It is an uncomfortable spot for Sen. Mark Warner (D- Virginia) to be in. As the debate rages over the best way to avoid the impending "fiscal cliff", Warner is relegated to being a spectator despite being a member of the U.S. Senate.
Warner isn't alone. As the talks continue, the nitty gritty appears to be taken up between President Barack Obama and House Speaker John Boehner. Vocal members of the House and Senate, like Warner aren't in a position to offer any real substance to the discussion, even though they might have plenty of ideas.
For instance, Warner thinks that now is the time to make a grand bargain, not pass it along to a time where the tension is not so great.
"The single biggest thing to create job growth, my personal belief, is to do a real $4 trillion debt deal," Warner said. "That will get money off the sidelines, back invested into America."
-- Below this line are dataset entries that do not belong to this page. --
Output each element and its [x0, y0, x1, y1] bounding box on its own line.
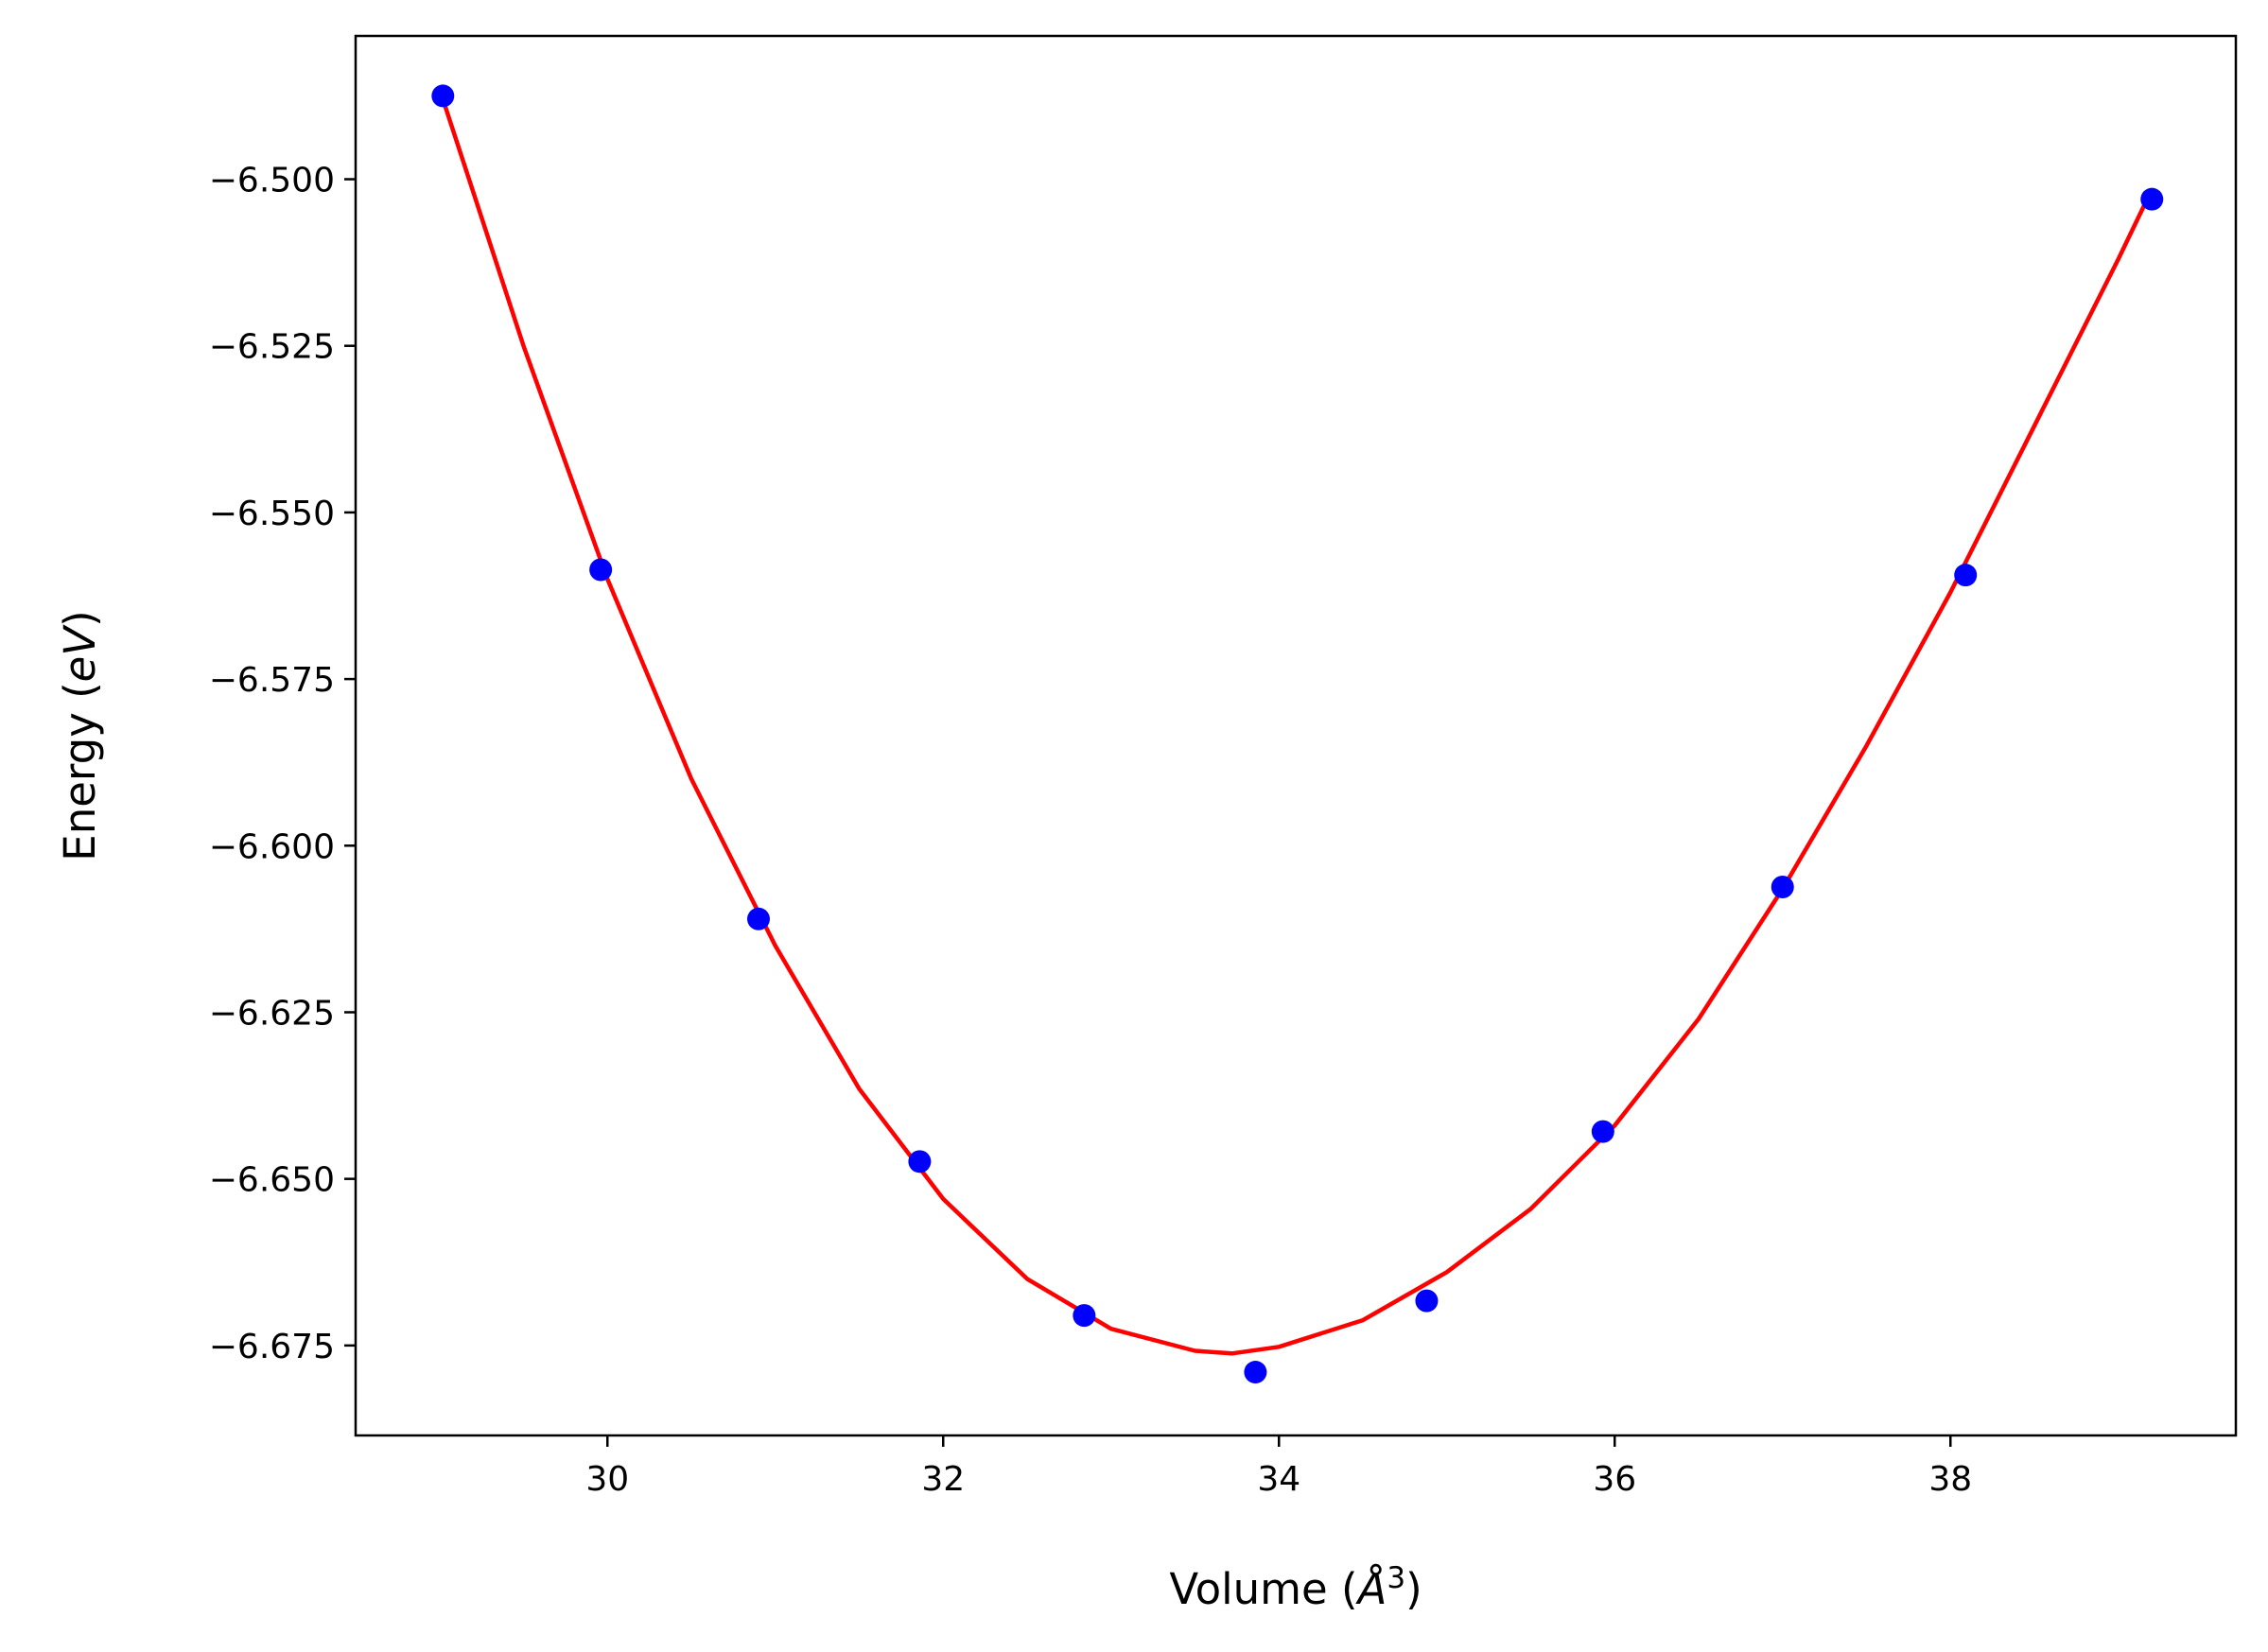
y-axis-label-unit: eV	[55, 624, 105, 683]
fit-curve	[441, 98, 2155, 1356]
y-tick-label: −6.650	[209, 1161, 335, 1200]
data-point	[1415, 1289, 1439, 1313]
x-axis-label-suffix: )	[1405, 1564, 1422, 1614]
y-tick-label: −6.525	[209, 328, 335, 367]
y-tick-label: −6.625	[209, 994, 335, 1033]
y-axis-label-prefix: Energy (	[55, 682, 105, 861]
y-tick-label: −6.675	[209, 1328, 335, 1366]
x-axis-label-exponent: 3	[1387, 1561, 1405, 1595]
data-point	[1591, 1120, 1614, 1143]
data-point	[431, 84, 455, 108]
x-axis-label: Volume (Å3)	[1169, 1561, 1422, 1614]
plot-area	[431, 84, 2164, 1384]
x-tick-label: 38	[1928, 1460, 1972, 1499]
x-tick-label: 36	[1593, 1460, 1636, 1499]
y-tick-label: −6.550	[209, 495, 335, 533]
data-point	[2140, 187, 2164, 211]
y-tick-label: −6.500	[209, 162, 335, 200]
data-point	[1073, 1304, 1096, 1328]
y-axis-label: Energy (eV)	[55, 610, 105, 861]
y-axis-label-suffix: )	[55, 610, 105, 627]
y-tick-label: −6.575	[209, 661, 335, 700]
data-point	[747, 907, 770, 930]
data-point	[1771, 875, 1794, 898]
y-tick-label: −6.600	[209, 827, 335, 866]
data-point	[1954, 564, 1978, 587]
data-points	[431, 84, 2164, 1384]
data-point	[908, 1150, 932, 1174]
x-tick-label: 30	[585, 1460, 629, 1499]
y-axis-ticks: −6.500 −6.525 −6.550 −6.575 −6.600 −6.625 −6.6…	[209, 162, 356, 1366]
x-tick-label: 32	[921, 1460, 965, 1499]
data-point	[589, 558, 613, 582]
plot-frame	[354, 34, 2238, 1437]
x-axis-label-unit: Å	[1355, 1564, 1387, 1614]
data-point	[1244, 1361, 1267, 1384]
x-axis-ticks: 30 32 34 36 38	[585, 1435, 1972, 1499]
x-axis-label-prefix: Volume (	[1169, 1564, 1357, 1614]
x-tick-label: 34	[1257, 1460, 1300, 1499]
The only problem is that Warner's ideas aren't getting any further than media interviews and town hall meetings. Warner concedes he isn't on the front lines, a position that is foreign to him given his background as a successful businessman and governor.
"There is an awful lot of us in both parties who have tried to put forward good ideas," he said. "We have all kind of stood down."
Warner said the rank and file members are willing to give the Speaker and the President some time to come up with a deal, but he is ready to become a more active participant if given the opportunity.
"I'd be happy to be the broker in between these guys," Warner told me. "I wish I was in the room."
Warner avoided any direct criticism or support of his Senate Majority Leader Harry Reid (D- Nevada) who is the point person on the negotiating process for the Senate. Reid has been relegated to waiting to see if the White House and the House Republicans can come up with some sort of agreement, before the Senate takes an active role in the discussion.
As the negotiations continue, Warner remains optimistic that the short term problems are avoided, while the long term debt issues continue and only grow. He believes there is an 80% chance a fiscal cliff deal is hatched, but only a 50-50 chance that the deal will hold up for longer than a few months.
Warner contends that even if both sides get what they want, it won't even start to address the real problems connected to the deficit crisis. He believes everyone needs to give something, and that something needs to be a lot more than what they are currently proposing.
"The sooner we start some of those reforms, the better," he said.